Fisch war früher hier zu Lande ein eher seltenes und fast exotisches Nahrungsmittel, von dem im wesentlichen zwei Arten geschätzt wurden: Fischfilet und Schellfisch.

Fangfrisch (Foto: N/A)

Außerdem gab es noch zu bestimmten Jahreszeiten Hering und, vorzugsweise auf Jahrmärkten, einen Fisch, der zwischen zwei Brötchenhälften rot hervorschaute, köstlich salzig schmeckte und den rätselhaften Namen "Lachsersatz" führte.

In manchen Familien soll es auch heilige Tradition gewesen sein, an Weihnachten einen der massigen Glotzaugenfische namens Karpfen zu verspeisen. Und die wenigen notorischen Freunde von Fischgerichten versorgte Hein Esser am Isartor.

Später wurde Fisch vorzugsweise in rechteckigen, mundgerechten und panierten Portionen in schmucken bunten Pappschachteln aus den Tiefkühltruhen von Lebensmittelgeschäften gefischt. Den Inhalt besagter Schachteln gab man zu Hause ins Backrohr oder in die heiße Pfanne und erlebte im Nu das Wunder eines so genannten Fertiggerichts.

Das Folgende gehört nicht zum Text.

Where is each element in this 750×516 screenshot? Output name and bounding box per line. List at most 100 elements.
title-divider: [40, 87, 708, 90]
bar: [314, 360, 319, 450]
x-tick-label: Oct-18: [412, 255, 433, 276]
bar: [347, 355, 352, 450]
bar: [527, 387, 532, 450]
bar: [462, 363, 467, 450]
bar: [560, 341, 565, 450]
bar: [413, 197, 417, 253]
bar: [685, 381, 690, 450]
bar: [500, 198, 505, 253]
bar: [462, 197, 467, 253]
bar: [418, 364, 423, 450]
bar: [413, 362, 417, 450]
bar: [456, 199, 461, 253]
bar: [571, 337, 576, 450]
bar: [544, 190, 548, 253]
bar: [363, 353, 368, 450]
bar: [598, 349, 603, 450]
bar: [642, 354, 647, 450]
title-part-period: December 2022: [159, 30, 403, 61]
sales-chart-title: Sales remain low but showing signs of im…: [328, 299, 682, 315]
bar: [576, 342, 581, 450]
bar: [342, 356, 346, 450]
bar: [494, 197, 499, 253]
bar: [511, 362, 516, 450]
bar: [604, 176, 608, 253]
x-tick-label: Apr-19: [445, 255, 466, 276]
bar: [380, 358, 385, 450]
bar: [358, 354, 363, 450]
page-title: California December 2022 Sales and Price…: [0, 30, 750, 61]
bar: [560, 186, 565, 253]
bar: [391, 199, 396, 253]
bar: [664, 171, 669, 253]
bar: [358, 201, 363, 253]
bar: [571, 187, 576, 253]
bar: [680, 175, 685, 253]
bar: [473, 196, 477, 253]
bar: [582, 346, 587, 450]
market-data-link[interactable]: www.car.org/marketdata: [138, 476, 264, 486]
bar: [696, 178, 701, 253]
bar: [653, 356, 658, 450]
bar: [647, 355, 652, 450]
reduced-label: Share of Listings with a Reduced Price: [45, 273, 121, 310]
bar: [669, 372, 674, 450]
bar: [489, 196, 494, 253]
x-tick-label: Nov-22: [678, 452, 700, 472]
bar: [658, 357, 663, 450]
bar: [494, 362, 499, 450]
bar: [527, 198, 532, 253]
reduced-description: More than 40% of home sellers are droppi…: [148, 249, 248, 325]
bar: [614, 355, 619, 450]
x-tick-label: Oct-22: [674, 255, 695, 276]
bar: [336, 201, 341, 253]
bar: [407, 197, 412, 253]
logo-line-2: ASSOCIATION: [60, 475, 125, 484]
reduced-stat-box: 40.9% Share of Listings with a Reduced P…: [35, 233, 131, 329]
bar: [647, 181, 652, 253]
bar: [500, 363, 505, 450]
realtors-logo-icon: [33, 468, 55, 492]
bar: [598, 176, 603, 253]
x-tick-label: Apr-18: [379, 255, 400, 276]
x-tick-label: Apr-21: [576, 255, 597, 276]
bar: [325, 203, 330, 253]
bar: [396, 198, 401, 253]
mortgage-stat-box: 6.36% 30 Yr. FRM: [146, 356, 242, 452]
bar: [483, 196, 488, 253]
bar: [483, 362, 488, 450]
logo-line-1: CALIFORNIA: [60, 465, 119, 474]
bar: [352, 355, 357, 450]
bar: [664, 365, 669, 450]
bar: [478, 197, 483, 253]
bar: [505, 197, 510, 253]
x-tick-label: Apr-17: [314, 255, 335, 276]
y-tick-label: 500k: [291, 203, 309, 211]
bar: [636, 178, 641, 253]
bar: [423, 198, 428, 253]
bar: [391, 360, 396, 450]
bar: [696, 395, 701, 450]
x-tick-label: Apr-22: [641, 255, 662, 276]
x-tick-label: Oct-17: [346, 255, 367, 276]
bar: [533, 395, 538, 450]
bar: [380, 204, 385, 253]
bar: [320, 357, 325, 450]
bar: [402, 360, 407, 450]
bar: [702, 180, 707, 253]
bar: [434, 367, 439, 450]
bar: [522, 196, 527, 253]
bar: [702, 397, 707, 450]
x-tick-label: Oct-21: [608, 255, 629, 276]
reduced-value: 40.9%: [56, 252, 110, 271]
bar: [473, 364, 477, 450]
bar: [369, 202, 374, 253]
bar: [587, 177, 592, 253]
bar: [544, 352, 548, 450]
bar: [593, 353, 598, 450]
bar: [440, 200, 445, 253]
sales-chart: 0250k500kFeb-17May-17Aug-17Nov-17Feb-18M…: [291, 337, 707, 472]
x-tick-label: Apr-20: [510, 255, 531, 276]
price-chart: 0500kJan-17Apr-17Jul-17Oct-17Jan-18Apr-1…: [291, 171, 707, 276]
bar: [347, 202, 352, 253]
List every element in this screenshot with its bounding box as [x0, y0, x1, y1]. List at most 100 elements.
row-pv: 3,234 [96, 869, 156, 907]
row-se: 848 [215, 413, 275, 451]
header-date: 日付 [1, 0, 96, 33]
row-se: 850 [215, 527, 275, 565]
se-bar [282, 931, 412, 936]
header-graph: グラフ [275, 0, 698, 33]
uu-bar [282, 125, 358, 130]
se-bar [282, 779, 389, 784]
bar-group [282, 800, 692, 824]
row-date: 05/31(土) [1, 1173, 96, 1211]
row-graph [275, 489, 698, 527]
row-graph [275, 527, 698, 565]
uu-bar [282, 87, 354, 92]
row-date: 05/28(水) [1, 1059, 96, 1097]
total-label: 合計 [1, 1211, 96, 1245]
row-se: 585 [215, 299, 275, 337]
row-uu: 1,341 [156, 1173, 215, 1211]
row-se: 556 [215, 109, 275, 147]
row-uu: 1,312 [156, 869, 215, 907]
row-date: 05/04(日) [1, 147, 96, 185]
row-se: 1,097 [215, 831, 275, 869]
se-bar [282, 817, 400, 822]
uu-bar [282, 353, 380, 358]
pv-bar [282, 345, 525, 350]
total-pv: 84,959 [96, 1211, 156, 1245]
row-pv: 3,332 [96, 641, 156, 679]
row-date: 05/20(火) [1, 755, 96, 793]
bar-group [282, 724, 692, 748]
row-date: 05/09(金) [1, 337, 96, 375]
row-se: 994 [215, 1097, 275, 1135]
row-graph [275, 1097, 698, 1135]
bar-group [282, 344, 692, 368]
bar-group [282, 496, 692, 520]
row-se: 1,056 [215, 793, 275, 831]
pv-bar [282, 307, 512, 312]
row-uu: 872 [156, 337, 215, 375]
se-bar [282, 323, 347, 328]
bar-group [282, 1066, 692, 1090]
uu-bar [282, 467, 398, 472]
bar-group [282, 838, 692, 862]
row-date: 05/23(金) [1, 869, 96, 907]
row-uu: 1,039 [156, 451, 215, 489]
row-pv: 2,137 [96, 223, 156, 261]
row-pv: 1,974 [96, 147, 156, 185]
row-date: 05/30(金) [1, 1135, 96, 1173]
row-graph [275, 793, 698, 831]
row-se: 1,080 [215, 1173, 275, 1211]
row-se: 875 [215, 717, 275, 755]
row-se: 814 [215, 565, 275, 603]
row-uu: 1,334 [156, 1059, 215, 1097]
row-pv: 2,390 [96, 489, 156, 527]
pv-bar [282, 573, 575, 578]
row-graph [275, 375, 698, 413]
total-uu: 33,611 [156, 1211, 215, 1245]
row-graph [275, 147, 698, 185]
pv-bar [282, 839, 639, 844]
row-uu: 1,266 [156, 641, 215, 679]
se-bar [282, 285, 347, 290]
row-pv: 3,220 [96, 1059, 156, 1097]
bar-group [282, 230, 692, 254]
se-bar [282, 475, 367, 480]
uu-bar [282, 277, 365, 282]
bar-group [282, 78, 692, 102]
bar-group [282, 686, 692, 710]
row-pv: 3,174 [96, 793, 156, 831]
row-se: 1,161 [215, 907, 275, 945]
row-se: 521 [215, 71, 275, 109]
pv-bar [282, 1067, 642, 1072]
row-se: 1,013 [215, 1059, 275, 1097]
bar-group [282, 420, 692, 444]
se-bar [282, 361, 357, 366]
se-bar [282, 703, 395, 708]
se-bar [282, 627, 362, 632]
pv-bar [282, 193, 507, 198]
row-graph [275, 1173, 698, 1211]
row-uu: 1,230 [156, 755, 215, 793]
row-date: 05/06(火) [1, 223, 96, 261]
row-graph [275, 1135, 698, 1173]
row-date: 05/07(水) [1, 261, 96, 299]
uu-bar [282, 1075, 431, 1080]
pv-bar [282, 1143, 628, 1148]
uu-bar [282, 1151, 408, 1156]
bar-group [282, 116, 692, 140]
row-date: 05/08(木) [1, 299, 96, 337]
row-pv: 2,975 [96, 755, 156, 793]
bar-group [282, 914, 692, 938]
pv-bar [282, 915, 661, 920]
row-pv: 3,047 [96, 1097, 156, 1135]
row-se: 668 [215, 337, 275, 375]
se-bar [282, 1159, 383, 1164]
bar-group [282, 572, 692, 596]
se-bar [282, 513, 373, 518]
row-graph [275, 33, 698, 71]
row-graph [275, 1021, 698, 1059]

Gourmets fielen dadurch auf, dass sie auf die Bröselkruste einige Spritzer Zitronensaft träufelten.

Seitdem es diesen praktischen und vor allem grätenfreien Fisch gibt, haben sich die Essgewohnheiten grundlegend verändert. Früher gab es Fisch vorzugsweise freitags, was ursprünglich mit religiösen Fastengeboten zusammenhing, die dann auf geheimnisvolle Weise allgemeine Gültigkeit erlangten.

Verdienst der Italiener

Inzwischen kommt Fisch häufiger auf den Teller. Und die Speisekarten vieler Restaurants kommen ohne Fischgerichte nicht mehr aus. Verdienste an dieser Entwicklung haben vor allem die die großen Köche der gehobenen Restaurants, für die Fisch und Meeresfrüchte immer unverzichtbar waren, aber auch die vielen Italiener in der Stadt, die von Anfang an unverdrossen auch gegrillten Fisch oder Fisch in Weinsoße auf ihre Karte setzten.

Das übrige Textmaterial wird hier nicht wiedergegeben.